Release of nitric oxide by the Escherichia coli YtfE (RIC) protein and its reduction by the hybrid cluster protein in an integrated pathway to minimize cytoplasmic nitrosative stress.

Synthesis of the Escherichia coli YtfE protein, also known as RIC, for the repair of damaged iron centres, is highly induced during anaerobic growth under conditions of nitrosative stress. How YtfE repairs nitrosative damage remains unclear. Contrary to previous reports, we show that strains defective in YtfE that lack the high-affinity NO reductase activity of the hybrid cluster protein (Hcp) are less sensitive to nitrosative stress than isogenic ytfE+ strains, which are extremely sensitive.
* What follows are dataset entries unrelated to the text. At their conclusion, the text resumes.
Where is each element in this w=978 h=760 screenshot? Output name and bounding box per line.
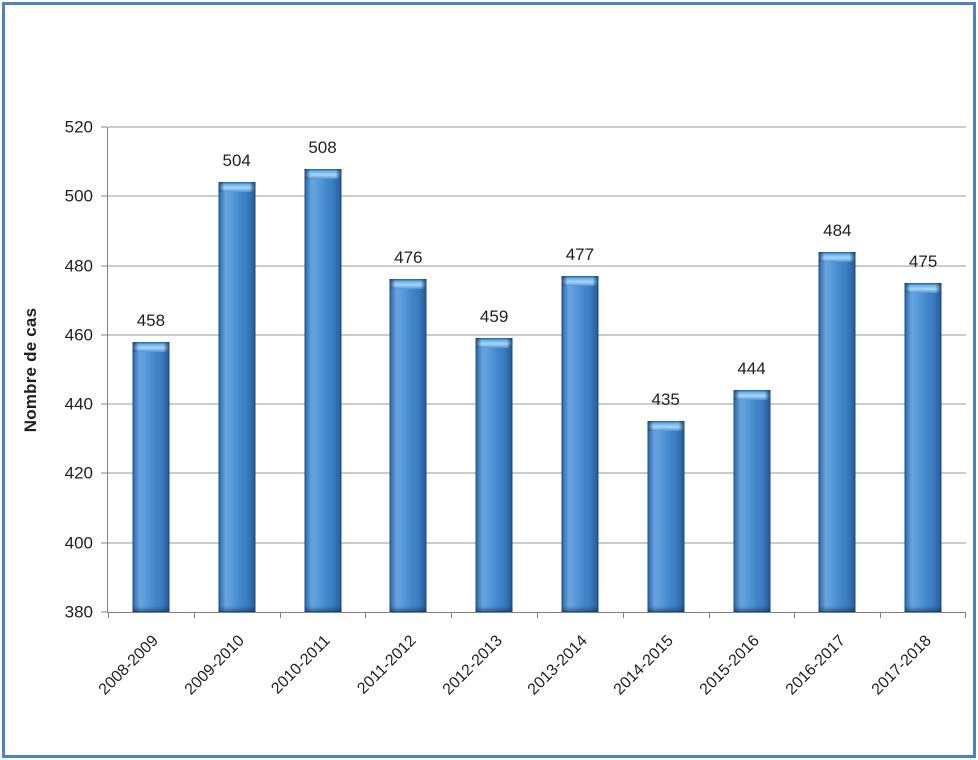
bar-value-label: 475 [908, 251, 938, 271]
bar-top-bevel [389, 279, 427, 290]
x-axis-tick [451, 612, 453, 618]
plot-area: 380 400 420 440 460 480 500 520 458 2008-2009 504 2… [65, 119, 966, 698]
bar-value-label: 435 [651, 390, 680, 410]
bar-bottom-bevel [818, 606, 856, 612]
x-axis-tick [708, 612, 710, 618]
bar-top-bevel [304, 168, 341, 179]
y-tick-label: 500 [64, 186, 93, 206]
bar-top-bevel [218, 182, 256, 193]
bar-top-bevel [733, 390, 770, 401]
y-axis-tick [101, 195, 107, 197]
gridline [108, 472, 966, 474]
x-axis-tick [622, 612, 624, 618]
bar-top-bevel [132, 341, 170, 352]
x-axis-tick [279, 612, 281, 618]
gridline [108, 334, 966, 336]
bar-value-label: 476 [394, 248, 423, 268]
bar [132, 341, 170, 612]
bar [389, 279, 427, 612]
bar-bottom-bevel [218, 606, 256, 612]
y-tick-label: 520 [64, 117, 93, 137]
bar-value-label: 459 [479, 307, 509, 327]
y-tick-label: 420 [64, 463, 93, 483]
y-axis-tick [101, 126, 107, 128]
y-tick-label: 400 [64, 533, 93, 553]
bar-bottom-bevel [304, 606, 341, 612]
bar-bottom-bevel [904, 606, 942, 612]
gridline [108, 126, 966, 128]
y-axis-tick [101, 403, 107, 405]
x-axis-tick [794, 612, 796, 618]
bar-top-bevel [475, 338, 513, 349]
x-axis-tick [108, 612, 109, 618]
gridline [108, 195, 966, 197]
bar-bottom-bevel [733, 606, 770, 612]
y-tick-label: 480 [64, 256, 93, 276]
bar-bottom-bevel [647, 606, 685, 612]
bar [818, 251, 856, 612]
bar [647, 421, 685, 612]
bar-value-label: 477 [565, 244, 595, 264]
y-axis-tick [101, 472, 107, 474]
y-axis-title: Nombre de cas [21, 307, 40, 433]
y-tick-label: 460 [64, 325, 93, 345]
bar-bottom-bevel [561, 606, 599, 612]
gridline [108, 403, 966, 405]
bar-value-label: 444 [737, 359, 766, 379]
x-axis-tick [880, 612, 882, 618]
y-axis-tick [101, 265, 107, 267]
bar-top-bevel [647, 421, 685, 432]
x-axis-tick [365, 612, 367, 618]
bar [561, 275, 599, 612]
x-axis-tick [537, 612, 538, 618]
bar-bottom-bevel [389, 606, 427, 612]
gridline [108, 265, 966, 267]
y-tick-label: 440 [64, 394, 93, 414]
x-axis-tick [965, 612, 966, 618]
bar [733, 390, 770, 612]
bar-top-bevel [904, 282, 942, 293]
bar-bottom-bevel [475, 606, 513, 612]
bar-top-bevel [561, 275, 599, 286]
gridline [108, 542, 966, 544]
y-tick-label: 380 [64, 602, 93, 622]
y-axis-tick [101, 611, 107, 613]
bar-value-label: 484 [823, 220, 852, 240]
bar-top-bevel [818, 251, 856, 262]
y-axis-tick [101, 334, 107, 336]
bar-value-label: 458 [136, 310, 166, 330]
y-axis-tick [101, 542, 107, 544]
bar-value-label: 504 [222, 151, 251, 171]
bar [304, 168, 341, 612]
bar-value-label: 508 [308, 137, 337, 157]
bar [475, 338, 513, 612]
bar-bottom-bevel [132, 606, 170, 612]
bar [904, 282, 942, 612]
x-axis-tick [193, 612, 195, 618]
bar [218, 182, 256, 612]
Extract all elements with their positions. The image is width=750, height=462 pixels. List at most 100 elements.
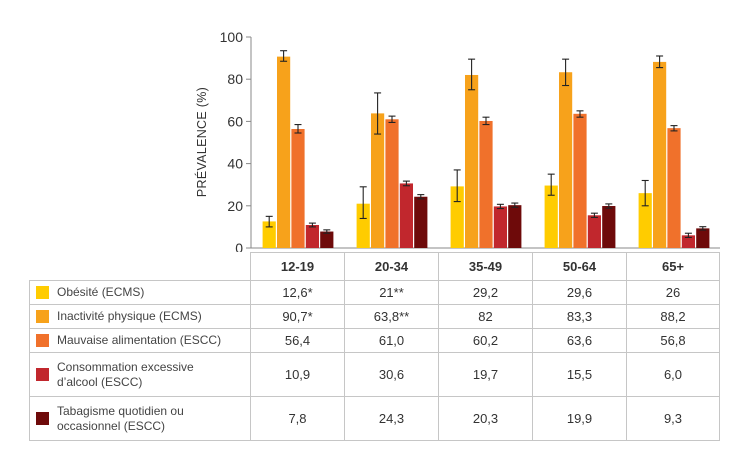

Evidence that this sensitivity is due to YtfE-dependent release of NO into the cytoplasm includes: relief of growth inhibition by PTIO (2-phenyl-4,4,5,5-tetramethylimidazoline-1-oxyl 3-oxide), which degrades NO; relief of nitrosative stress by deletion of narG encoding the nitrate reductase that is the major source of NO from nitrite; partial suppression of nitrosative stress due to loss of Hcp function by a further mutation in ytfE; YtfE-dependent loss of aconitase and fumarase activities in the absence of Hcp; and YtfE-dependent relief of NsrR repression of the hcp promoter in response to cytoplasmic NO. We suggest that a major role for YtfE is to reverse nitrosative damage by releasing, directly or indirectly, NO from nitrosylated proteins into the cytoplasm where the high-affinity NO reductase activity of Hcp ensures its reduction to N2O. If so, the concerted action of YtfE and Hcp would not only maintain the cytoplasmic concentration of NO in the low nM range, but also provide a rationalization for the coordinate regulation of Hcp and YtfE synthesis by NsrR.